No Brasil, a situação não é diferente. Pesquisa realizada pelo Instituto Brasileiro de Geografia e Estatística (IBGE) em 2020 revelou que 14,5% das mulheres relataram ter diagnóstico de depressão, em comparação com 5,1% dos homens.
A vulnerabilidade das mulheres à depressão está associada a uma combinação complexa de fatores biológicos, hormonais e psicossociais. As flutuações hormonais, especialmente durante a puberdade, gravidez, pós-parto e menopausa, desempenham um papel significativo.

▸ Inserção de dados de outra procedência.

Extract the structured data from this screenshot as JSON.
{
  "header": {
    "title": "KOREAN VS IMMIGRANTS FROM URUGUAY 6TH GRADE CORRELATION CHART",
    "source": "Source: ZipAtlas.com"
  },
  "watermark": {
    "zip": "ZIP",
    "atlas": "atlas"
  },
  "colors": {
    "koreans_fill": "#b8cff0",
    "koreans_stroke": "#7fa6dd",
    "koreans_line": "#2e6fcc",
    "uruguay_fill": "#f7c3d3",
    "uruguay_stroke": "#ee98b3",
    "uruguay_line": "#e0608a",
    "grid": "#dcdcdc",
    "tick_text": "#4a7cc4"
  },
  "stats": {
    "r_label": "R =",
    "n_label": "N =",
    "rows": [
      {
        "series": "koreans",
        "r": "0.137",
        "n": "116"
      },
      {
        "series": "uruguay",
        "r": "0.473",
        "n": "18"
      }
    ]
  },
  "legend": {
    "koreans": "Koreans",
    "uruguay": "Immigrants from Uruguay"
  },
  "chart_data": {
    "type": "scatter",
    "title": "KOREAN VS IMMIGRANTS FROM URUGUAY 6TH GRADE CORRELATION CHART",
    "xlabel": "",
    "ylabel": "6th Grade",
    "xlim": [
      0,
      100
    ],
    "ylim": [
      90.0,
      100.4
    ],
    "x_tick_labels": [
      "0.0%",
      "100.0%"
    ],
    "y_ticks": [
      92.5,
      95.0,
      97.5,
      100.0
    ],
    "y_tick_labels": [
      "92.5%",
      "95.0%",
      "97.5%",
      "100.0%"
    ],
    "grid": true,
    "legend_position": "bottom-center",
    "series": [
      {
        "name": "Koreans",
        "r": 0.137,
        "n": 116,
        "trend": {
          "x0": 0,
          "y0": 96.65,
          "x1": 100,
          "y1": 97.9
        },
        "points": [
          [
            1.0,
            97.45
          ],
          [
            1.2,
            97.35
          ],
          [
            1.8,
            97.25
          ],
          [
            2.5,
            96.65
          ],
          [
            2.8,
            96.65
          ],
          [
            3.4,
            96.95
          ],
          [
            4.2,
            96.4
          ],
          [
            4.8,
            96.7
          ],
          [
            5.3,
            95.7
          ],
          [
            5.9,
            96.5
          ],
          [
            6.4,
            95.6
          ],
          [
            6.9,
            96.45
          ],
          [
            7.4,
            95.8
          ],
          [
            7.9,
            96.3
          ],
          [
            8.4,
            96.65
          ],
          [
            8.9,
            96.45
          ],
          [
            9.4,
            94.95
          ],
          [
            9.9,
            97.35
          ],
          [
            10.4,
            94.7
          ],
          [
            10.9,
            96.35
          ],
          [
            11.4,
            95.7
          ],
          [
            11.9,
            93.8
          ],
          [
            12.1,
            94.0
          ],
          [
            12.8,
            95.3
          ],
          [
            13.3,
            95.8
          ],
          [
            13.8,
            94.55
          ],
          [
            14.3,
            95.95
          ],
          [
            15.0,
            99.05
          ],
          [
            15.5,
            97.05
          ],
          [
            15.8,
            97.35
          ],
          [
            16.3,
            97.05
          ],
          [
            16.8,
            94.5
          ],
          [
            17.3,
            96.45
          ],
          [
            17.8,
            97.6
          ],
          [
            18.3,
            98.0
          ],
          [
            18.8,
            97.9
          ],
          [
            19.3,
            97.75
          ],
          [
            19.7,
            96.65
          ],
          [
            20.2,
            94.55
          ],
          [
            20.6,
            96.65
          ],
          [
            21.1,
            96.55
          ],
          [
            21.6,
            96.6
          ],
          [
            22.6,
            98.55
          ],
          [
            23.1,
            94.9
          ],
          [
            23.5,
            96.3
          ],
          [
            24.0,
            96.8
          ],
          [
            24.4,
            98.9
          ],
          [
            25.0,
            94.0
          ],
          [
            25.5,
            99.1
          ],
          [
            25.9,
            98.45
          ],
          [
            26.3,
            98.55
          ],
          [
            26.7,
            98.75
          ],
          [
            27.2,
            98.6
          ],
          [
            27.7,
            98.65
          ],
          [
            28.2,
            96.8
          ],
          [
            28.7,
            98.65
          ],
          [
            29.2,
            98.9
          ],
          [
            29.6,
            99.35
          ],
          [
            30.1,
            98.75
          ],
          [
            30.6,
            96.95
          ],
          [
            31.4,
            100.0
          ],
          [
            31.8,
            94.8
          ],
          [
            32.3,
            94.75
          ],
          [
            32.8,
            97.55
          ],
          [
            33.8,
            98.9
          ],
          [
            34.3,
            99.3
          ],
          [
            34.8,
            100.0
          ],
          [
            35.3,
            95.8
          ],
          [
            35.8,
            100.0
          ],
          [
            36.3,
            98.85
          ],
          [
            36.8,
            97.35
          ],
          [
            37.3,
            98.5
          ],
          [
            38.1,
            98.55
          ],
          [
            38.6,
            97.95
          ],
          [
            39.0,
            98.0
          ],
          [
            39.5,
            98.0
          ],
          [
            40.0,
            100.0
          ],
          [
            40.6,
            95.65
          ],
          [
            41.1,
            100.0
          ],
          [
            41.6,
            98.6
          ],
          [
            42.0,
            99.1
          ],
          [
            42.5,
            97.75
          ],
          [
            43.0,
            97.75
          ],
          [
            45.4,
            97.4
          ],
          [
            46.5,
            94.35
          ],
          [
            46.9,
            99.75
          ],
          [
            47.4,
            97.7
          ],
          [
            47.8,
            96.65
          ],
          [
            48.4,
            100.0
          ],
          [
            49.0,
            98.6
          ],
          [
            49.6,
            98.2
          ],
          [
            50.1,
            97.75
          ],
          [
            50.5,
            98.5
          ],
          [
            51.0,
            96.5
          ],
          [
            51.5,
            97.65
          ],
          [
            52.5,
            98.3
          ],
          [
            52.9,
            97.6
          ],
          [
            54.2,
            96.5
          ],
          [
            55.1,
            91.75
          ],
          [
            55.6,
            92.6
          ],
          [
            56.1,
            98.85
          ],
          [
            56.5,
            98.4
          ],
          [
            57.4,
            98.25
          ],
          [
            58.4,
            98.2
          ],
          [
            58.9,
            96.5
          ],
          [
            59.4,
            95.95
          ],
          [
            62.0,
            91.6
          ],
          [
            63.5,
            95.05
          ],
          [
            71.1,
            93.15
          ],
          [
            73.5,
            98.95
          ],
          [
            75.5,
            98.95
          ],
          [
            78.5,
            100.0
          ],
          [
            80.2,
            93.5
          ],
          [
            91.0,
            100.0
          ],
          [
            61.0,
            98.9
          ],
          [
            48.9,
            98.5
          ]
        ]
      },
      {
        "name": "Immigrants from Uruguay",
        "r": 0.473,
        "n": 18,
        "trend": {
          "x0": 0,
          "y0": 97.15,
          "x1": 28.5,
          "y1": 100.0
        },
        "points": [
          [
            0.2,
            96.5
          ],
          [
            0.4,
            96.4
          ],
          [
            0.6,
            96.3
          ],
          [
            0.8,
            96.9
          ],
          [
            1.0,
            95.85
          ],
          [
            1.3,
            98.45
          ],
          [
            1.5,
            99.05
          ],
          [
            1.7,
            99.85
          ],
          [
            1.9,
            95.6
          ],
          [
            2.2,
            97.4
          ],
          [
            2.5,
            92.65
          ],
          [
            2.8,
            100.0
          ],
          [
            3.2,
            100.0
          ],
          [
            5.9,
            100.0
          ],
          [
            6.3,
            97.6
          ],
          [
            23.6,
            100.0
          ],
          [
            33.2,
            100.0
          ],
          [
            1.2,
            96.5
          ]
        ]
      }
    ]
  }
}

Além disso, mulheres frequentemente enfrentam estressores únicos, como a dupla jornada de trabalho, responsabilidades familiares e, em muitos casos, a violência doméstica e de gênero.
Os sintomas da depressão em mulheres podem variar de tristeza persistente e perda de interesse em atividades anteriormente prazerosas a fadiga extrema e problemas de sono. No entanto, o diagnóstico pode ser complicado pela tendência de algumas mulheres a internalizar seus sentimentos e mascarar sua dor emocional, o que leva a um atraso no tratamento.
Embora a conscientização sobre saúde mental esteja aumentando, ainda existem barreiras significativas ao tratamento da depressão feminina. O estigma social, o medo de julgamento e a falta de acesso a serviços de saúde mental de qualidade são obstáculos frequentes. Mulheres em áreas rurais e de baixa renda enfrentam desafios ainda maiores, muitas vezes devido à falta de recursos adequados e de profissionais de saúde mental capacitados.